C-1471/2019 Page 28 13.4 Lorsqu’il appert que la capacité de travail résiduelle n’est plus économiquement exploitable, on est en présence d'une incapacité de gain totale qui donne droit à une rente d'invalidité entière, également pour la période antérieure à ce moment déterminant (ATF 138 V 457 consid. 3.1 et 3.4 ; arrêts du TF 9C_751/2013 du 6 mai 2014 consid. 4.5 ; 9C_437/2008 du 19 mars 2009 consid. 4.3. et 4.4 où l'on devait également tenir compte du taux d'invalidité dans le ménage ; I 831/05 du 21 août 2006 consid. 4.1.1 ; arrêt du TAF C-1834/2019 du 10 février 2022 consid. 8.2). En effet, lors de l'évaluation de l'invalidité, aucun revenu d’invalide ne peut alors être pris en compte. 14. Au vu de tout ce qui précède, le recours doit être admis en ce sens que la décision du 25 février 2019 doit être annulée et la cause renvoyée à l'autorité inférieure pour instruction complémentaire dans le sens des considérants et nouvelle décision. 15. Vu l'issue du recours, il n'est pas perçu de frais de procédure (art. 63 al. 1 et 2 PA) et l'avance de frais de CHF 800.- versée par le recourant lui sera remboursée dès l’entrée en force du présent arrêt, sur le compte qu'il aura désigné au Tribunal administratif fédéral. En outre, conformément aux art. 64 al. 1 PA et 7 al. 1 du règlement du 21 février 2008 concernant les frais, dépens et indemnités fixés par le Tribunal administratif fédéral (FITAF, RS 173.320.2), le Tribunal peut allouer à la partie ayant obtenu gain de cause une indemnité pour les frais indispensables et relativement élevés qui lui ont été occasionnés par le litige. Il se justifie en l'espèce d'allouer des dépens à la partie recourante, qui obtient gain de cause avec l'assistance d'un mandataire. En l’absence d’un décompte de prestations de la part de ce dernier, le tribunal fixe l’indemnité sur la base du dossier (art. 14 FITAF). Ainsi, il convient d’allouer à la partie recourante, à la charge de l'autorité inférieure, une indemnité de dépens de CHF 2’800.-, tenant compte du travail effectué par le mandataire, qui a consisté en la rédaction d'un recours de neuf pages, d’une réplique de deux pages, d’une écriture subséquente d’une page et de trois courriers.

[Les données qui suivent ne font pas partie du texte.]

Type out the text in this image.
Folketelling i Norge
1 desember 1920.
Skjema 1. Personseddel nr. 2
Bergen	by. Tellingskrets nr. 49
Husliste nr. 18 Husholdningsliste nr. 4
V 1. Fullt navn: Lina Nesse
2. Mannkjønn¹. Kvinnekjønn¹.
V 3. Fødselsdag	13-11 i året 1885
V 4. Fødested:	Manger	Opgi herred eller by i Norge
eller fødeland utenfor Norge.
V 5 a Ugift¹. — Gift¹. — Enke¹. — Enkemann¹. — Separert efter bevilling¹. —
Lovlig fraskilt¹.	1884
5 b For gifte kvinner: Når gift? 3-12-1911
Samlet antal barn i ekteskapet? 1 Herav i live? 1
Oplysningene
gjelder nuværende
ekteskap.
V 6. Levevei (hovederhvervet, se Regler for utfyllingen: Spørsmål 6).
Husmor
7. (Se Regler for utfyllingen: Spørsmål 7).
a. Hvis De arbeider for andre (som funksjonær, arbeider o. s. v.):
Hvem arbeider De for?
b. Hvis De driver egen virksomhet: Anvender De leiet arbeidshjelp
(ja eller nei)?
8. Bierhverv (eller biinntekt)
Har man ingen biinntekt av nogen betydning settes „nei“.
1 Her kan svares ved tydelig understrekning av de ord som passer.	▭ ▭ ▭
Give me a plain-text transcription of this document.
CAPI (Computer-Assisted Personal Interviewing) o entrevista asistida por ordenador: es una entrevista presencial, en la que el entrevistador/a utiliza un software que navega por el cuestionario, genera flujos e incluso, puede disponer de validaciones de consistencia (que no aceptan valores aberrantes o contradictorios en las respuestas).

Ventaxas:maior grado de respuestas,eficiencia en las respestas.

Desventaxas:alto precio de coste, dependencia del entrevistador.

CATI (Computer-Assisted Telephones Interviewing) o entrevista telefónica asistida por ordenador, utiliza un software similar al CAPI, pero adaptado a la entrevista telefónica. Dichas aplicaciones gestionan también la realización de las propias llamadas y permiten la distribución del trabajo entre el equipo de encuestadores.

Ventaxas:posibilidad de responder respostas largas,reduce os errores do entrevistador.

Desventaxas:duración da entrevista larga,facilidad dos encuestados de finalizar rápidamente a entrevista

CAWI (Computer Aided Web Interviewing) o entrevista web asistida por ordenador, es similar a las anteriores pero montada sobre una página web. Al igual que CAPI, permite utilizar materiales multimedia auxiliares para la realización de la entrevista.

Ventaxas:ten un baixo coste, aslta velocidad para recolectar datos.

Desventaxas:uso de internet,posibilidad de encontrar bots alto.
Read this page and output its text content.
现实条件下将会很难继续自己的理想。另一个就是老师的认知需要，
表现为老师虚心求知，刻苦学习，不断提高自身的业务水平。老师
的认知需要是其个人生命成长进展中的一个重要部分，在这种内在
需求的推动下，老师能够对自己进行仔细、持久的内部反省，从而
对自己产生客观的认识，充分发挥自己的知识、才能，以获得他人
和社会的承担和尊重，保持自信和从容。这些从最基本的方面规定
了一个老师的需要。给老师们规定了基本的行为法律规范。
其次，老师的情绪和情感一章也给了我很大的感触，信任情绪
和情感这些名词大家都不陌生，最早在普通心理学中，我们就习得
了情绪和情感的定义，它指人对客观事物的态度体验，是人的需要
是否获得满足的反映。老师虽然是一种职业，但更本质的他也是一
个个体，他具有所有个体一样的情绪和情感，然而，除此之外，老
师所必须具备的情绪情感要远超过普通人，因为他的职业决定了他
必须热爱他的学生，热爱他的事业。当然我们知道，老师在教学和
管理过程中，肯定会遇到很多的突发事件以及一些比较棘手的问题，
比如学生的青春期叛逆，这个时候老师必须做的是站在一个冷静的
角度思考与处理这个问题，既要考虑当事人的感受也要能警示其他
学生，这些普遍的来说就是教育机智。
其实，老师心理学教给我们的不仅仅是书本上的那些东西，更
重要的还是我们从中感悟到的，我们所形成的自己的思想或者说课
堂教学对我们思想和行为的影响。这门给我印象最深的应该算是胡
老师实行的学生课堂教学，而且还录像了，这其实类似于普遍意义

C-1471/2019 Page 29 Par ces motifs, le Tribunal administratif fédéral prononce : 1. Le recours est admis en ce sens que la décision du 25 février 2019 est annulée et la cause renvoyée à l’autorité inférieure pour instruction complémentaire dans le sens des considérants et nouvelle décision. 2. Il n'est pas perçu de frais de procédure. L'avance de frais de CHF 800.- versée par le recourant lui sera remboursée sur le compte bancaire qu'il aura désigné au Tribunal administratif fédéral, dès l’entrée en force du présent arrêt. 3. Une indemnité de dépens de CHF 2'800.- est allouée à la partie recourante à charge de l'autorité inférieure. 4. Le présent arrêt est adressé au recourant, à l'autorité inférieure et à l’Office fédéral des assurances sociales. L’indication des voies de droit se trouve à la page suivante.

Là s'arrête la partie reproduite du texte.